Visible-light excitable thermally activated delayed fluorescence in aqueous solution from F, N-doped carbon dots confined in silica nanoparticles

Abstract Visible light has better biocompatibility and is more accessible for anti-counterfeiting compared to UV light. However, the synthesis of visible light excitable CDs-based long afterglow materials is still a challenge, especially in aqueous solution. Herein, we provide the first example of visible-light excitable thermally activated delayed fluorescence (TADF) in aqueous solution by confining the fluorine and nitrogen co-doped CDs in silica nanoparticles (F, NCDs@SiO2). The hydrogen network and covalent bonds effectively protect the triplet excitons from quenching by water oxygen, so the nanoparticles can produce long-lived TADF in aqueous solutions under the excitation of white light.
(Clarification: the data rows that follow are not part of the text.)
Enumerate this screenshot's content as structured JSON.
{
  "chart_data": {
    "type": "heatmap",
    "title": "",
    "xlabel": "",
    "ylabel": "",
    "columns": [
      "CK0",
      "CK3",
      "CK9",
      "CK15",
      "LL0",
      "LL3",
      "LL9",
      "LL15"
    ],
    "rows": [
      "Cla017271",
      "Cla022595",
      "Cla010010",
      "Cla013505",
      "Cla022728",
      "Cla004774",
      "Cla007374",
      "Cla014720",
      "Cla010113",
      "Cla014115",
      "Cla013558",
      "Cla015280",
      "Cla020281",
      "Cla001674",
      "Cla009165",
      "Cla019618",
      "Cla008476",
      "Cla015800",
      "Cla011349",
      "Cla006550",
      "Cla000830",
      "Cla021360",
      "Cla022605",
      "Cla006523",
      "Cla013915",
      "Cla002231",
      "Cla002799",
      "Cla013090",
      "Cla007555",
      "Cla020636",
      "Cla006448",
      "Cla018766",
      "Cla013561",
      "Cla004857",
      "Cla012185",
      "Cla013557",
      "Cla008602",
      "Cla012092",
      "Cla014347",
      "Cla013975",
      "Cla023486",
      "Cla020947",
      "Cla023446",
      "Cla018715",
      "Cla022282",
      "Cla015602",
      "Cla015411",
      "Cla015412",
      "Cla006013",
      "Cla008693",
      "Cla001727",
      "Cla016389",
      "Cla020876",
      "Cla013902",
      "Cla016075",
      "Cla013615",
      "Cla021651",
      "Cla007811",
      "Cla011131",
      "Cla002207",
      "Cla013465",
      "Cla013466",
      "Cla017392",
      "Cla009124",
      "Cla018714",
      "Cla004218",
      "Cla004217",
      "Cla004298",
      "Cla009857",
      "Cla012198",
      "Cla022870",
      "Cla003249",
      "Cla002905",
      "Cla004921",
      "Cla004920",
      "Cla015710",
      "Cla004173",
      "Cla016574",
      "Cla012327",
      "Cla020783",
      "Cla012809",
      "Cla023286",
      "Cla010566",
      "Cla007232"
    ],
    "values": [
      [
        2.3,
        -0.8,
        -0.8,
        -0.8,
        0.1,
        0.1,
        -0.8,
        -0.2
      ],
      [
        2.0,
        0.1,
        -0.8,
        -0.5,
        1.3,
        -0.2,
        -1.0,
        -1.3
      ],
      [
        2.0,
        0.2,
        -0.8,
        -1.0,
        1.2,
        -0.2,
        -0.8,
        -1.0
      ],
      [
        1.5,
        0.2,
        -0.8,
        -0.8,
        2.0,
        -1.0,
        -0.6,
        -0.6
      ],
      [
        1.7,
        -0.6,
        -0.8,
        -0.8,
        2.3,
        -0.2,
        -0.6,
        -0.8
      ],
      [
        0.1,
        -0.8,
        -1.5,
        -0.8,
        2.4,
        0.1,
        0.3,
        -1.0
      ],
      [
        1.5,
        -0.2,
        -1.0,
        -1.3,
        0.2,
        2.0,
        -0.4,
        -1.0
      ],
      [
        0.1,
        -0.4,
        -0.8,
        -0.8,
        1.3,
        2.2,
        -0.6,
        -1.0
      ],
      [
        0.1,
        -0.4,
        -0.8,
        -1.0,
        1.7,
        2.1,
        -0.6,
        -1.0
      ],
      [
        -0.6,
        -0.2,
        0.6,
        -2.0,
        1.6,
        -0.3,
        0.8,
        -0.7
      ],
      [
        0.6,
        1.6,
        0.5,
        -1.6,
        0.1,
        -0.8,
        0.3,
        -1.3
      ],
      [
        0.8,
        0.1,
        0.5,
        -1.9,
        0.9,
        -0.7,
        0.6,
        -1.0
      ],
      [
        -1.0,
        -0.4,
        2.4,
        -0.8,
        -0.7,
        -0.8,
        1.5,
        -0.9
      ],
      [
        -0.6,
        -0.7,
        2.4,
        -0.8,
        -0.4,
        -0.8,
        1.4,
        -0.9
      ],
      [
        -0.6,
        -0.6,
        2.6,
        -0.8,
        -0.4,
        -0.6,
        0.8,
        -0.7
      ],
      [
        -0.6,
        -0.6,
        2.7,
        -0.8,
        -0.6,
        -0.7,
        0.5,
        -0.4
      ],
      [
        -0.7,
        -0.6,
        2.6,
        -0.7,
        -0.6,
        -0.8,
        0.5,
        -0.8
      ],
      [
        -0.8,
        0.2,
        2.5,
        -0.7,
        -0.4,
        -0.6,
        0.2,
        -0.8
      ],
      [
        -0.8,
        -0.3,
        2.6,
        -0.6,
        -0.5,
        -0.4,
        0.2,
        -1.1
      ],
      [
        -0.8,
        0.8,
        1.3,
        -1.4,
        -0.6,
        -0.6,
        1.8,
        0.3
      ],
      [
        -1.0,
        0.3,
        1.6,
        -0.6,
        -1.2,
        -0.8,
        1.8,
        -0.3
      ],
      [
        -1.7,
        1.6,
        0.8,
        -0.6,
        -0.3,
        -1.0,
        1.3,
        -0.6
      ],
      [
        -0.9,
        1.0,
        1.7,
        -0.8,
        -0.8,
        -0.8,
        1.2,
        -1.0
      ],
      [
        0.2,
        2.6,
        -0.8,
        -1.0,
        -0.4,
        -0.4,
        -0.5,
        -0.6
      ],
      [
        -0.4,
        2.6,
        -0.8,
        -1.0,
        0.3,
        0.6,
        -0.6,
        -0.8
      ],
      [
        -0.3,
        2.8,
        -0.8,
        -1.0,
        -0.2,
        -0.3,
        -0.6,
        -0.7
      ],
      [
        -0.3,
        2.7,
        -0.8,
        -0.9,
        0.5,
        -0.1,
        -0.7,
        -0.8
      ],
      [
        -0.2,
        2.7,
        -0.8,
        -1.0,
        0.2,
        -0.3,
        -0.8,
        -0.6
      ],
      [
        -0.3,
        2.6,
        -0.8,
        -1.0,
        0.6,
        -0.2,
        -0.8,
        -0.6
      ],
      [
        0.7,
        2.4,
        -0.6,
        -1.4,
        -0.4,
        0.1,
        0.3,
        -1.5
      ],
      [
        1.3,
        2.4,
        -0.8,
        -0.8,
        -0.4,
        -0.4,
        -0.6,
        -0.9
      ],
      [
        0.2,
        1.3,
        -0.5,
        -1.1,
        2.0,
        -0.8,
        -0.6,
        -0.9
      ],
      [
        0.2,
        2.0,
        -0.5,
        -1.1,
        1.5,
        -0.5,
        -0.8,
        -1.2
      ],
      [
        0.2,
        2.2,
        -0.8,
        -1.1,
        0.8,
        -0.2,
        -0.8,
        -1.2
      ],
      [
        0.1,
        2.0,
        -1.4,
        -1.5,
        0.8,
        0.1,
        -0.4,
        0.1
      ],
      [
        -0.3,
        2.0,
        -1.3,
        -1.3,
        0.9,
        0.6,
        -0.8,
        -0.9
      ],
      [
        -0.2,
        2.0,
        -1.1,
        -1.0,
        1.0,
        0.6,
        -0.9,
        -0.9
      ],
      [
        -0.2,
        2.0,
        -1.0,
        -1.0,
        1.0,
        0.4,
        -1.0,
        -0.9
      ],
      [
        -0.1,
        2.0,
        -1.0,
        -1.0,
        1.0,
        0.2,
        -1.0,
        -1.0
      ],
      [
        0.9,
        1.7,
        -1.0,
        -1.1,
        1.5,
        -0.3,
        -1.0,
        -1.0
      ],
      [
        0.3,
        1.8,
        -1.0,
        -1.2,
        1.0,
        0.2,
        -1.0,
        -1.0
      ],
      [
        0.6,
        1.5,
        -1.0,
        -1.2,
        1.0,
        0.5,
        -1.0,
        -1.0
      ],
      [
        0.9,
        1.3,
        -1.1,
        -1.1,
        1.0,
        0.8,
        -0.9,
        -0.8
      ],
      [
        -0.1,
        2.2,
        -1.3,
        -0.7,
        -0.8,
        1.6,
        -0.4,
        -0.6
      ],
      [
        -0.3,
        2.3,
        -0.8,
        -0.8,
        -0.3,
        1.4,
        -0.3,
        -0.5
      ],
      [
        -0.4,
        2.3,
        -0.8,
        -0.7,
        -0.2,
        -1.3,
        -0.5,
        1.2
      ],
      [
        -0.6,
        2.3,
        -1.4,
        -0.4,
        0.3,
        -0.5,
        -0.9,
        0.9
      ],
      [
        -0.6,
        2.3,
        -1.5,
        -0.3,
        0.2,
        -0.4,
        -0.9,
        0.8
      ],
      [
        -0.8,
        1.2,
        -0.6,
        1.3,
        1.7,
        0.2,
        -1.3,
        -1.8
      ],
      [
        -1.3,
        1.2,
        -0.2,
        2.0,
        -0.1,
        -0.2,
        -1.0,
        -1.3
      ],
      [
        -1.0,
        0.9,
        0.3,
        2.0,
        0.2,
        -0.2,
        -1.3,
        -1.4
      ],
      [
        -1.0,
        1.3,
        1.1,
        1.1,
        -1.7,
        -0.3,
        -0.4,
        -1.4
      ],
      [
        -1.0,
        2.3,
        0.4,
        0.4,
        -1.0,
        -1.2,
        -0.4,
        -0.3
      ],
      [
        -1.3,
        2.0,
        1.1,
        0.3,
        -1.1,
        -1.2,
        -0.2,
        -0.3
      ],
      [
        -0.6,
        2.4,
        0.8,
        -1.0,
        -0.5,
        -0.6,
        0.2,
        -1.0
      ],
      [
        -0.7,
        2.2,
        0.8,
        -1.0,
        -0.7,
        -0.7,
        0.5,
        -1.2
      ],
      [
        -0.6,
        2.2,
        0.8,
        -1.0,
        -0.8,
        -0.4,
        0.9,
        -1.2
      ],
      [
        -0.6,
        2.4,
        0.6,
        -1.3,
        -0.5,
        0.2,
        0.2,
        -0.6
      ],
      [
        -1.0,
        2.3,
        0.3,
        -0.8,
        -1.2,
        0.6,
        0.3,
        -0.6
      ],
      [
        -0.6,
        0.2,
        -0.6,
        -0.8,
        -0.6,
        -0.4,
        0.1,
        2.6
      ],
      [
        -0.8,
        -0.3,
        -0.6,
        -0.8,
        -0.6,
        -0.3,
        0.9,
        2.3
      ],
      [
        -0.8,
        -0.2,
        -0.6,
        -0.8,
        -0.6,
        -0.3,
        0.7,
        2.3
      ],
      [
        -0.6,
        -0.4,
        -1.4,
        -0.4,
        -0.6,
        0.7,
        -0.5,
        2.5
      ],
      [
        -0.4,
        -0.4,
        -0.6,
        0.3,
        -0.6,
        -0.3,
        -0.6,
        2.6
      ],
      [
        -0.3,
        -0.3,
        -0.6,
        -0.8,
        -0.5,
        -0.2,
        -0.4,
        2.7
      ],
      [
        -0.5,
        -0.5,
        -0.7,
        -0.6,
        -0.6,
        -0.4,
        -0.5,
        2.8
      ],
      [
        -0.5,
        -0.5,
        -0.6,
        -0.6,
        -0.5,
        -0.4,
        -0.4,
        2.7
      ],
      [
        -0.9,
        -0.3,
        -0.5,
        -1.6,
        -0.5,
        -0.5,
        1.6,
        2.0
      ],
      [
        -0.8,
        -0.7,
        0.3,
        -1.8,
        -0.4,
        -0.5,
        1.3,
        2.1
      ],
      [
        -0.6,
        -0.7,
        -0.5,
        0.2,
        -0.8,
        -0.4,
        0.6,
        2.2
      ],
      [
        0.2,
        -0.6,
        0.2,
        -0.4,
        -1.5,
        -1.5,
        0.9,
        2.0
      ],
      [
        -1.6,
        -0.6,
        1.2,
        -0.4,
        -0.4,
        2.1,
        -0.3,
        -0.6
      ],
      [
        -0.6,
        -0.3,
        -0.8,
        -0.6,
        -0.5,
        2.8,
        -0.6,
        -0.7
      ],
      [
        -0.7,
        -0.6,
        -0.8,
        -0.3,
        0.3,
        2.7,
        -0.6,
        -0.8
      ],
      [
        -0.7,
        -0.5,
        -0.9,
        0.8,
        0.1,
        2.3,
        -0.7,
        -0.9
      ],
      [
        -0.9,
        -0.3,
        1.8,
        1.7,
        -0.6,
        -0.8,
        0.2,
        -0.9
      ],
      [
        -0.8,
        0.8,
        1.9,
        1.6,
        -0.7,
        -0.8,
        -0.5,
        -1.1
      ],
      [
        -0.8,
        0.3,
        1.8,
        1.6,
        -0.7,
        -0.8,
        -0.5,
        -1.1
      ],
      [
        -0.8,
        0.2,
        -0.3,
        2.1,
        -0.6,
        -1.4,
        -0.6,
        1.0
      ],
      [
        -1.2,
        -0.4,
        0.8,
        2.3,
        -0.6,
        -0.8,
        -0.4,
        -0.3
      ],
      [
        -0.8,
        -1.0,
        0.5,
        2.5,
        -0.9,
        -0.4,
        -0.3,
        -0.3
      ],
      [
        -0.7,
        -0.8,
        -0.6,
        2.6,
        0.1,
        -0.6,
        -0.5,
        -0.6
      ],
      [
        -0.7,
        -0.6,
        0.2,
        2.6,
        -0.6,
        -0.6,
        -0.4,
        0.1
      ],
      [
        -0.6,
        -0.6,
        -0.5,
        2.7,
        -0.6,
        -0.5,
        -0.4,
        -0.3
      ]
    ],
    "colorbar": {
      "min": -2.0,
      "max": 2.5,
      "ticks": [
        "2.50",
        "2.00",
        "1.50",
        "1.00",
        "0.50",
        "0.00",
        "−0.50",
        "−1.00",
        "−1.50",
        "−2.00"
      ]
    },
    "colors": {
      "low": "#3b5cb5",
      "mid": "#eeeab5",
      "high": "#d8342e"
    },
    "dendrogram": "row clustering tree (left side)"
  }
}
Meanwhile, the large number of silanol groups on the surface of amorphous silicon endows F, NCDs@SiO2 with water solubility making them possible for time-resolved probes. We reveal that fluorine doping is essential for obtaining visible-light excitable TADF, which redshifts the excitation spectra and narrows the energy level between the singlet and triplet states through strong electron-withdrawing effect and heavy-atom effects. Our work provides a new strategy for the development of visible-light-excited TADF materials in aqueous solution and potential applications of CDs in information encryption, temperature sensor and time-resolved fluorescence bioimaging.